My relationship with Tegan and Sara is complex and rooted deeply in my heart. I love them. They helped me crack open a corner of my queer life I didn’t even know existed. I have listened to their albums over and over, watched hours’ worth of videos of their concert banter late into the night, read the entire Autostraddle archive about them. I am one of thousands of their fans like this. You are likely a fan like this.
Their new short documentary in Rolling Stone, “Dear Tegan and Sara: Inside The Band’s Bond With Fans,” addresses the evolution of their relationship with their fans: from their early days playing for friends in coffee shops and dive bars, to their recent mega success sharing the stage with Katy Perry, Taylor Swift and Macklemore.
“We didn’t just sign a record deal and then have success,” Tegan said, looking back on the band’s early days, when they played coffee shops and bars and sold their own merch. They spent many years having the time and space to build strong relationships with their fan base, which several fans described in the documentary:
“Your music made me feel like there was somewhere to be, like there was somewhere to feel something.”
“I think it’s important – not just for youth but for others of us – to look up to.”
In 2013, as Heartthrob climbed the charts and “Closer” blasted on Top-40 radio, the Quin Twins went on tour with Katy Perry, and performed with Taylor Swift, and then Macklemore. The fan base of the earlier years raised its collective eyebrows and let its disapproval be heard, accusing them of selling out and leaving their loyal fans behind.
As for me, I wasn’t a fan until Heartthrob came out, at which point I also started to appreciate the back catalogue. Because of this, I’ve always held a particular admiration for the way Heartthrob came into the world, and a fascination with the long road Tegan and Sara walked to get there. I am at a point in my life and my career where I gain a ton of inspiration from artists who became successful by working hard at their craft, getting better, and evolving over time.

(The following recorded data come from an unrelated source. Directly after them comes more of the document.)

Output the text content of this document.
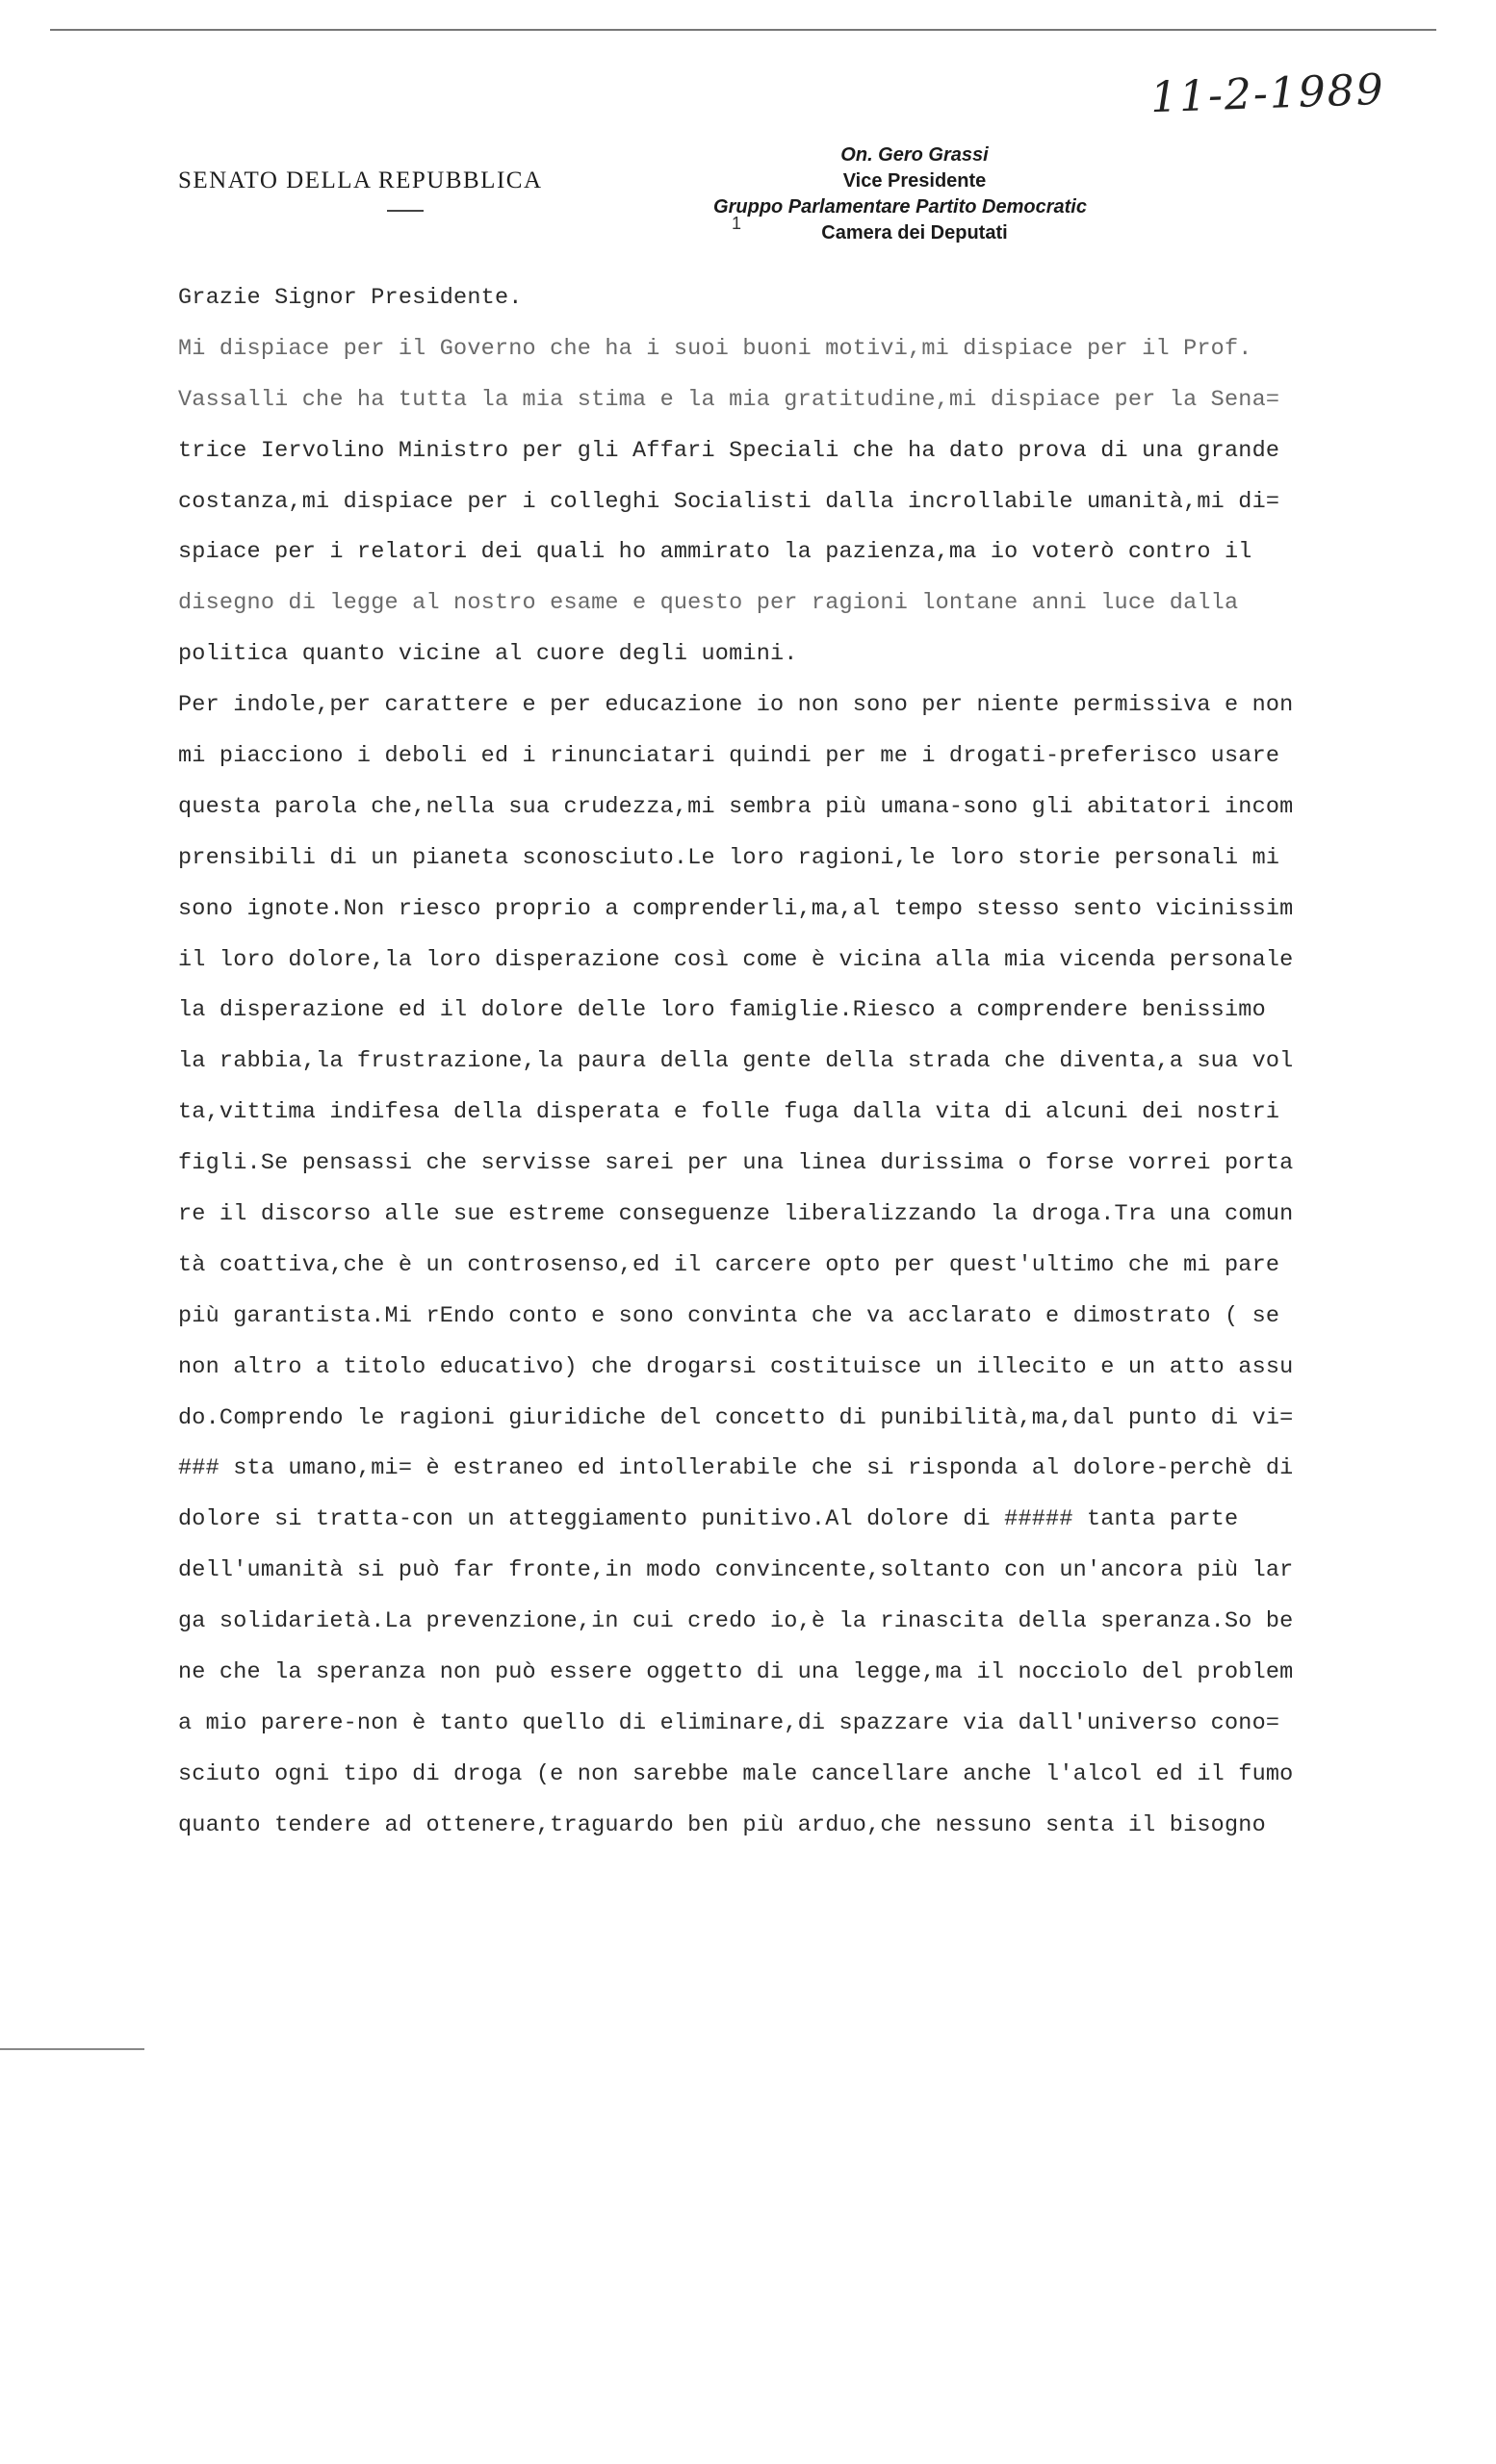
11-2-1989
SENATO DELLA REPUBBLICA
On. Gero Grassi
Vice Presidente
Gruppo Parlamentare Partito Democratic
Camera dei Deputati
1
Grazie Signor Presidente.
Mi dispiace per il Governo che ha i suoi buoni motivi,mi dispiace per il Prof.
Vassalli che ha tutta la mia stima e la mia gratitudine,mi dispiace per la Sena=
trice Iervolino Ministro per gli Affari Speciali che ha dato prova di una grande
costanza,mi dispiace per i colleghi Socialisti dalla incrollabile umanità,mi di=
spiace per i relatori dei quali ho ammirato la pazienza,ma io voterò contro il
disegno di legge al nostro esame e questo per ragioni lontane anni luce dalla
politica quanto vicine al cuore degli uomini.
Per indole,per carattere e per educazione io non sono per niente permissiva e non
mi piacciono i deboli ed i rinunciatari quindi per me i drogati-preferisco usare
questa parola che,nella sua crudezza,mi sembra più umana-sono gli abitatori incom
prensibili di un pianeta sconosciuto.Le loro ragioni,le loro storie personali mi
sono ignote.Non riesco proprio a comprenderli,ma,al tempo stesso sento vicinissim
il loro dolore,la loro disperazione così come è vicina alla mia vicenda personale
la disperazione ed il dolore delle loro famiglie.Riesco a comprendere benissimo
la rabbia,la frustrazione,la paura della gente della strada che diventa,a sua vol
ta,vittima indifesa della disperata e folle fuga dalla vita di alcuni dei nostri
figli.Se pensassi che servisse sarei per una linea durissima o forse vorrei porta
re il discorso alle sue estreme conseguenze liberalizzando la droga.Tra una comun
tà coattiva,che è un controsenso,ed il carcere opto per quest'ultimo che mi pare
più garantista.Mi rEndo conto e sono convinta che va acclarato e dimostrato ( se
non altro a titolo educativo) che drogarsi costituisce un illecito e un atto assu
do.Comprendo le ragioni giuridiche del concetto di punibilità,ma,dal punto di vi=
### sta umano,mi= è estraneo ed intollerabile che si risponda al dolore-perchè di
dolore si tratta-con un atteggiamento punitivo.Al dolore di ##### tanta parte
dell'umanità si può far fronte,in modo convincente,soltanto con un'ancora più lar
ga solidarietà.La prevenzione,in cui credo io,è la rinascita della speranza.So be
ne che la speranza non può essere oggetto di una legge,ma il nocciolo del problem
a mio parere-non è tanto quello di eliminare,di spazzare via dall'universo cono=
sciuto ogni tipo di droga (e non sarebbe male cancellare anche l'alcol ed il fumo
quanto tendere ad ottenere,traguardo ben più arduo,che nessuno senta il bisogno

Instead of wringing their hands in this documentary and saying, You think we sold out? Welp, sorry you feel that way, they come out strong and confident. They are entirely unapologetic for the success they have achieved, while still being understanding of the place where the disapproval voiced by many in their old fan base comes from. As Tegan says,
“This is the only industry that I can think of where people are criticized for success. …We’re still the same old Tegan and Sara… Why would anyone, as a fan, criticize us for being successful? While it might have seemed like we were selling out what we were really doing was stepping up.”

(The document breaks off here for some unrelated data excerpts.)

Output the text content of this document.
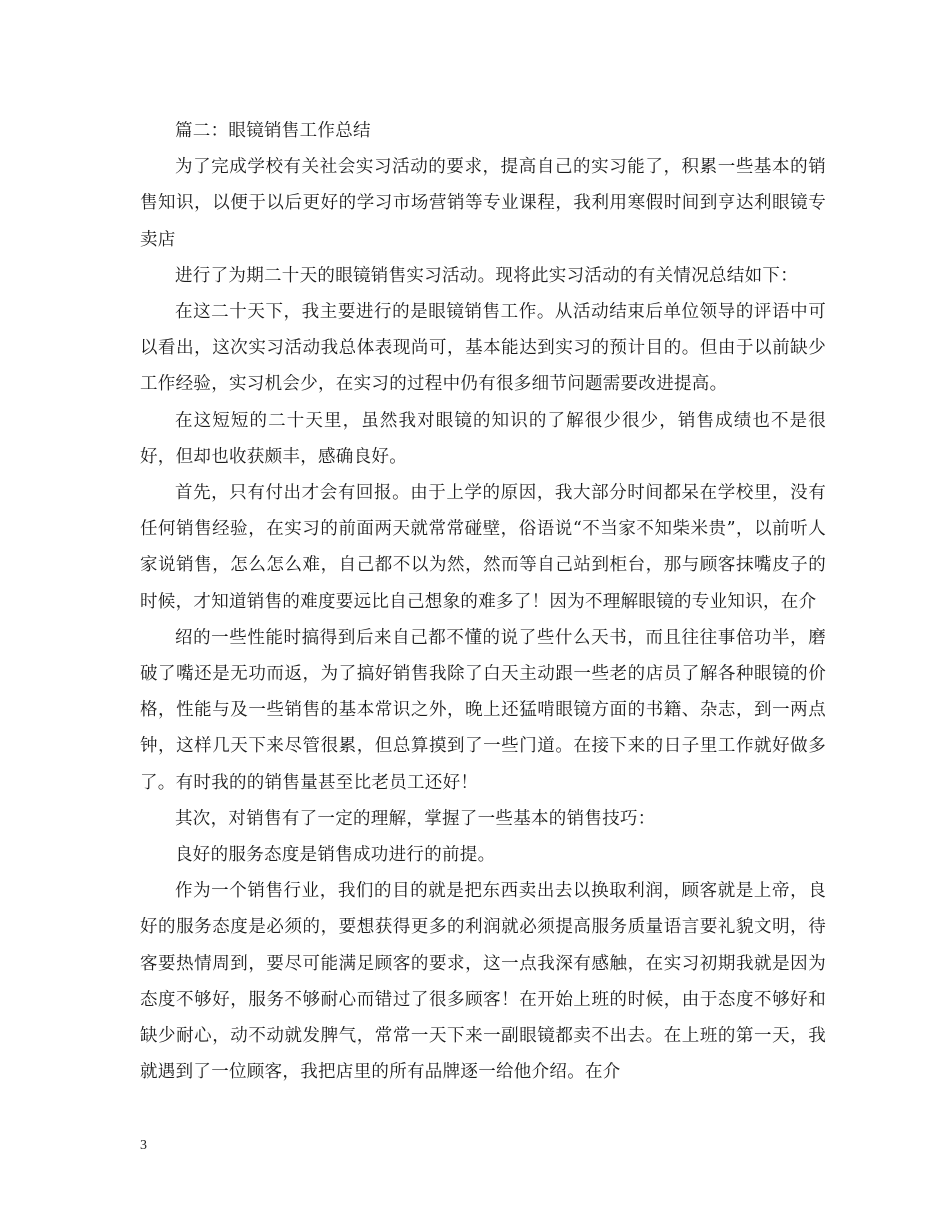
篇二：眼镜销售工作总结

为了完成学校有关社会实习活动的要求，提高自己的实习能了，积累一些基本的销售知识，以便于以后更好的学习市场营销等专业课程，我利用寒假时间到亨达利眼镜专卖店

进行了为期二十天的眼镜销售实习活动。现将此实习活动的有关情况总结如下：

在这二十天下，我主要进行的是眼镜销售工作。从活动结束后单位领导的评语中可以看出，这次实习活动我总体表现尚可，基本能达到实习的预计目的。但由于以前缺少工作经验，实习机会少，在实习的过程中仍有很多细节问题需要改进提高。

在这短短的二十天里，虽然我对眼镜的知识的了解很少很少，销售成绩也不是很好，但却也收获颇丰，感确良好。

首先，只有付出才会有回报。由于上学的原因，我大部分时间都呆在学校里，没有任何销售经验，在实习的前面两天就常常碰壁，俗语说“不当家不知柴米贵”，以前听人家说销售，怎么怎么难，自己都不以为然，然而等自己站到柜台，那与顾客抹嘴皮子的时候，才知道销售的难度要远比自己想象的难多了！因为不理解眼镜的专业知识，在介

绍的一些性能时搞得到后来自己都不懂的说了些什么天书，而且往往事倍功半，磨破了嘴还是无功而返，为了搞好销售我除了白天主动跟一些老的店员了解各种眼镜的价格，性能与及一些销售的基本常识之外，晚上还猛啃眼镜方面的书籍、杂志，到一两点钟，这样几天下来尽管很累，但总算摸到了一些门道。在接下来的日子里工作就好做多了。有时我的的销售量甚至比老员工还好！

其次，对销售有了一定的理解，掌握了一些基本的销售技巧：

良好的服务态度是销售成功进行的前提。

作为一个销售行业，我们的目的就是把东西卖出去以换取利润，顾客就是上帝，良好的服务态度是必须的，要想获得更多的利润就必须提高服务质量语言要礼貌文明，待客要热情周到，要尽可能满足顾客的要求，这一点我深有感触，在实习初期我就是因为态度不够好，服务不够耐心而错过了很多顾客！在开始上班的时候，由于态度不够好和缺少耐心，动不动就发脾气，常常一天下来一副眼镜都卖不出去。在上班的第一天，我就遇到了一位顾客，我把店里的所有品牌逐一给他介绍。在介

3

I love that she says this. I have plenty to criticize about Tegan and Sara, but none of it is about them performing for 15,000 people instead of fifteen. What I respect and admire most about them is how upfront they are about their ambition. They work hard for what they want, and they’re pretty transparent about what that means to them. We should be thrilled to see them stepping up, because it means we get to ask for more from them. I hope, as they continue to solidify their success, we see more from them speaking out on LGBT issues less familiar to mainstream audiences than marriage. I hope we see them elevate other queer musicians and artists. I hope we, as fans, hold them accountable to using their platform that they’ve worked to build for the benefit of our communities. I hope we hear more incredible music to cry to. I hope we hear more incredible music to dance to.